If the starting position is below the event horizon, there is no such geometric direction that you can call "horizontal" - all possible directions for the light ray point inwards, and there actually is a reference frame in which the ray is actually directly vertical, so it seems to me that it will beat the stone... At least if they are racing to the singularity itself. If it is to some other "ground"... well... in the same way as you can not shine the light "horizontally", you can not define a target "ground", or at least it would not be a space-like surface, but a time-like one, or a "moment", not a "place". So I am getting totally confused.
Very nice question though, and something I should try to think about more.
A: At the same time with writing my answer about black holes and other mumbo jumbo, I am also intuitively feeling that something must be wrong with it.
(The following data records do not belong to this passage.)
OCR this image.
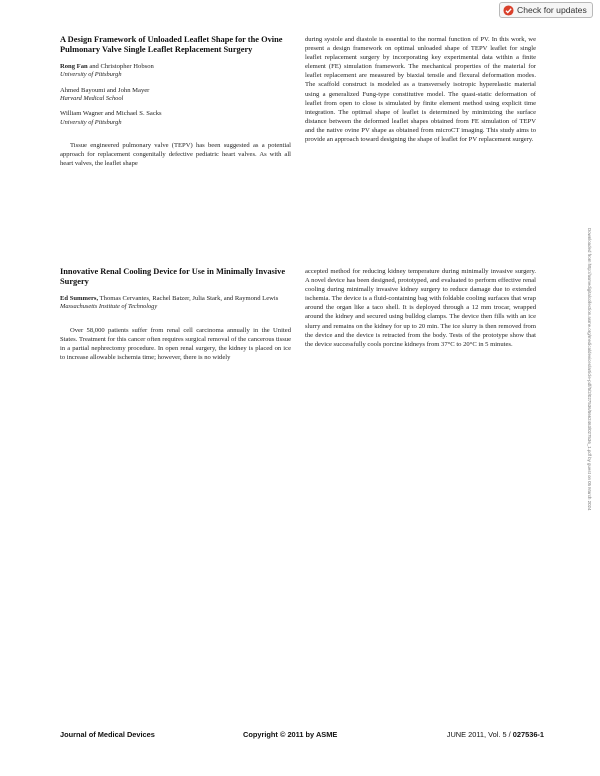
Check for updates
A Design Framework of Unloaded Leaflet Shape for the Ovine Pulmonary Valve Single Leaflet Replacement Surgery
Rong Fan and Christopher Hobson
University of Pittsburgh
Ahmed Bayoumi and John Mayer
Harvard Medical School
William Wagner and Michael S. Sacks
University of Pittsburgh

Tissue engineered pulmonary valve (TEPV) has been suggested as a potential approach for replacement congenitally defective pediatric heart valves. As with all heart valves, the leaflet shape

during systole and diastole is essential to the normal function of PV. In this work, we present a design framework on optimal unloaded shape of TEPV leaflet for single leaflet replacement surgery by incorporating key experimental data within a finite element (FE) simulation framework. The mechanical properties of the material for leaflet replacement are measured by biaxial tensile and flexural deformation modes. The scaffold construct is modeled as a transversely isotropic hyperelastic material using a generalized Fung-type constitutive model. The quasi-static deformation of leaflet from open to close is simulated by finite element method using explicit time integration. The optimal shape of leaflet is determined by minimizing the surface distance between the deformed leaflet shapes obtained from FE simulation of TEPV and the native ovine PV shape as obtained from microCT imaging. This study aims to provide an approach toward designing the shape of leaflet for PV replacement surgery.

Innovative Renal Cooling Device for Use in Minimally Invasive Surgery
Ed Summers, Thomas Cervantes, Rachel Batzer, Julia Stark, and Raymond Lewis
Massachusetts Institute of Technology

Over 58,000 patients suffer from renal cell carcinoma annually in the United States. Treatment for this cancer often requires surgical removal of the cancerous tissue in a partial nephrectomy procedure. In open renal surgery, the kidney is placed on ice to increase allowable ischemia time; however, there is no widely

accepted method for reducing kidney temperature during minimally invasive surgery. A novel device has been designed, prototyped, and evaluated to perform effective renal cooling during minimally invasive kidney surgery to reduce damage due to extended ischemia. The device is a fluid-containing bag with foldable cooling surfaces that wrap around the organ like a taco shell. It is deployed through a 12 mm trocar, wrapped around the kidney and secured using bulldog clamps. The device then fills with an ice slurry and remains on the kidney for up to 20 min. The ice slurry is then removed from the device and the device is retracted from the body. Tests of the prototype show that the device successfully cools porcine kidneys from 37°C to 20°C in 5 minutes.	Downloaded from http://asmedigitalcollection.asme.org/medicaldevices/article-pdf/5/2/027536/5662463/027536_1.pdf by guest on 05 March 2024
Journal of Medical Devices	Copyright © 2011 by ASME	JUNE 2011, Vol. 5 / 027536-1
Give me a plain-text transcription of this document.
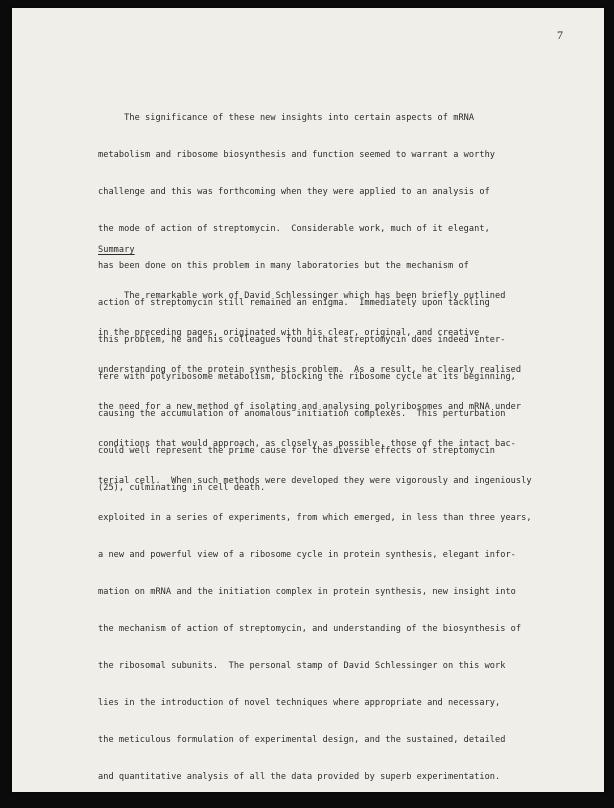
7

The significance of these new insights into certain aspects of mRNA

metabolism and ribosome biosynthesis and function seemed to warrant a worthy

challenge and this was forthcoming when they were applied to an analysis of

the mode of action of streptomycin.  Considerable work, much of it elegant,

has been done on this problem in many laboratories but the mechanism of

action of streptomycin still remained an enigma.  Immediately upon tackling

this problem, he and his colleagues found that streptomycin does indeed inter-

fere with polyribosome metabolism, blocking the ribosome cycle at its beginning,

causing the accumulation of anomalous initiation complexes.  This perturbation

could well represent the prime cause for the diverse effects of streptomycin

(25), culminating in cell death.

Summary

The remarkable work of David Schlessinger which has been briefly outlined

in the preceding pages, originated with his clear, original, and creative

understanding of the protein synthesis problem.  As a result, he clearly realised

the need for a new method of isolating and analysing polyribosomes and mRNA under

conditions that would approach, as closely as possible, those of the intact bac-

terial cell.  When such methods were developed they were vigorously and ingeniously

exploited in a series of experiments, from which emerged, in less than three years,

a new and powerful view of a ribosome cycle in protein synthesis, elegant infor-

mation on mRNA and the initiation complex in protein synthesis, new insight into

the mechanism of action of streptomycin, and understanding of the biosynthesis of

the ribosomal subunits.  The personal stamp of David Schlessinger on this work

lies in the introduction of novel techniques where appropriate and necessary,

the meticulous formulation of experimental design, and the sustained, detailed

and quantitative analysis of all the data provided by superb experimentation.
There must be a way to visualize the equivalence principle also applying for light and it should not involve us falling in a black hole...
If we assume uniform gravity and a perfectly flat surface, we can decrease the height we run our experiment from so the time it takes the stone to fall is smaller and smaller, thus also limiting how far the light can go, so obviously we do not need a surface as huge as to create a black hole or even make its curvature obvious...
Well, it seems we have to get really precise, but it is a thought experiment anyway, so why not?
A micro-meter height gives us a 135km distance, a nanometer gets it down to 4.3 km (see formula).
(You can play around with the calculation in google :p or maybe wolfram alpha if you are less lazy than me.)
Those distances may seem small enough, but a planet's curvature over them is still huge... the vertical displacement of our "ground" if it were not flat but had a radius like our earth at those 4.3km away for the nanometer height test is almost 3 meters.
(see formula)
In the end, if we had some super flat surface and a super-uniform gravity field so it looked like it was perpendicular to it over a sufficient length, I guess we could see a light ray falling to the surface same as a stone. But then we could also say that we have an infinitely massive gravity source an infinite distance away from us, or who knows what... is that just like if we are at a black hole event horizon again?
I never imagined a thought experiment could fail before, but here we are, folks.